Para Mario Raia, secretário de Assuntos Socioeconômicos da Confederação Nacional dos Trabalhadores do Ramo Financeiro (Contraf-CUT), entidade que faz parte da coordenação da campanha brasileira Tributar os Super-Ricos, o Brasil precisa acompanhar as legislações mais atuais que estão sendo aprovadas aqui na América Latina e no resto do mundo com relação à tributação dos super-ricos.

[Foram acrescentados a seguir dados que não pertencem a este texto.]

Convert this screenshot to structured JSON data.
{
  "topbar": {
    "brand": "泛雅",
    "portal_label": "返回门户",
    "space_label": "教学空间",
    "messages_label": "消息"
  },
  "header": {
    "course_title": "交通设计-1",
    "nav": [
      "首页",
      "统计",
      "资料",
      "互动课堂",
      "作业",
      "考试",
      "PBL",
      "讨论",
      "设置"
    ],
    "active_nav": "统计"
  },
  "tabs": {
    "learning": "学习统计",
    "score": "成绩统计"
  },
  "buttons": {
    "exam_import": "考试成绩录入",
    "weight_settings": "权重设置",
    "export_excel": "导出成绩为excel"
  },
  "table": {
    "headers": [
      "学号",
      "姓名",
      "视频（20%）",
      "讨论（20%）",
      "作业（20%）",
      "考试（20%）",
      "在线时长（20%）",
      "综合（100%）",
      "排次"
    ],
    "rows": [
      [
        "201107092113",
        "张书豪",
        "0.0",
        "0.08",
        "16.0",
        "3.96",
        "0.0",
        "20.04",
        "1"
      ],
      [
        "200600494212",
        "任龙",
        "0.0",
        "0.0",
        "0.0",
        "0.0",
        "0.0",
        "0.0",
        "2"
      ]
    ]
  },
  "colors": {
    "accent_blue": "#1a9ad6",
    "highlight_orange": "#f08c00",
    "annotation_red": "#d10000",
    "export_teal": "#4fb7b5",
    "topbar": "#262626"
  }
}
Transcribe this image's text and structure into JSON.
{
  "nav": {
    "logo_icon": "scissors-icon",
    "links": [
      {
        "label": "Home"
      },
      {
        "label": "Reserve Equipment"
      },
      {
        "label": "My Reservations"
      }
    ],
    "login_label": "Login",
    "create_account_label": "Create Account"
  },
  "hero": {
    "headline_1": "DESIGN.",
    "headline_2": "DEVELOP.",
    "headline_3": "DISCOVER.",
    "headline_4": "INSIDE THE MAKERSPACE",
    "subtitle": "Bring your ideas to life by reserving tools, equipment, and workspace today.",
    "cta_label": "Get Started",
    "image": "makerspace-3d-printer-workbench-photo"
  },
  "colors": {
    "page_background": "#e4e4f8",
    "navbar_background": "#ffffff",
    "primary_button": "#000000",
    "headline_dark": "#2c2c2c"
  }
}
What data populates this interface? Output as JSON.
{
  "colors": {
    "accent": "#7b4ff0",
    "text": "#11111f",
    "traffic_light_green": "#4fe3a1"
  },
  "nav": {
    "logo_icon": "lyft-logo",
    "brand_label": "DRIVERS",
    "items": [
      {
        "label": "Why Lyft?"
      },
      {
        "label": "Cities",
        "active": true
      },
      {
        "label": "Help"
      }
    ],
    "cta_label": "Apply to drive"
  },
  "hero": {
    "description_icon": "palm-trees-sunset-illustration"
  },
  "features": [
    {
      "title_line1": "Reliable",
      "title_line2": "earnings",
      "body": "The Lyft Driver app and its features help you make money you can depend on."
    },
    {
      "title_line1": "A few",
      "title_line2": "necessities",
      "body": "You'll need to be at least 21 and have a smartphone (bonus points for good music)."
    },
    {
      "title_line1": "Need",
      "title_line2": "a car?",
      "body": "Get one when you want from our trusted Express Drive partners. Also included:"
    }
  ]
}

“O remendo de reforma tributária apresentada na semana passada no Congresso não atinge os principais focos da distribuição de renda. Continuam onerando os mais pobres”, criticou Mario Raia.
A campanha apresentou oito propostas para tributar apenas os 0,3% mais ricos (600 mil pessoas entre 210 milhões), arrecadando cerca de R$ 300 bilhões ao ano. As oito medidas para alcançar esse montante foram apresentadas ao Congresso Nacional em agosto de 2020, mas sequer foram colocadas em tramitação. “As propostas de reforma tributária (PEC) que estão no parlamento brasileiro não fazem justiça fiscal e são de complexa tramitação. O que propomos são medidas emergenciais, projetos de lei que não necessitam de PEC, exceto uma”, explicou a presidenta do IJF, Maria Regina Paiva Duarte.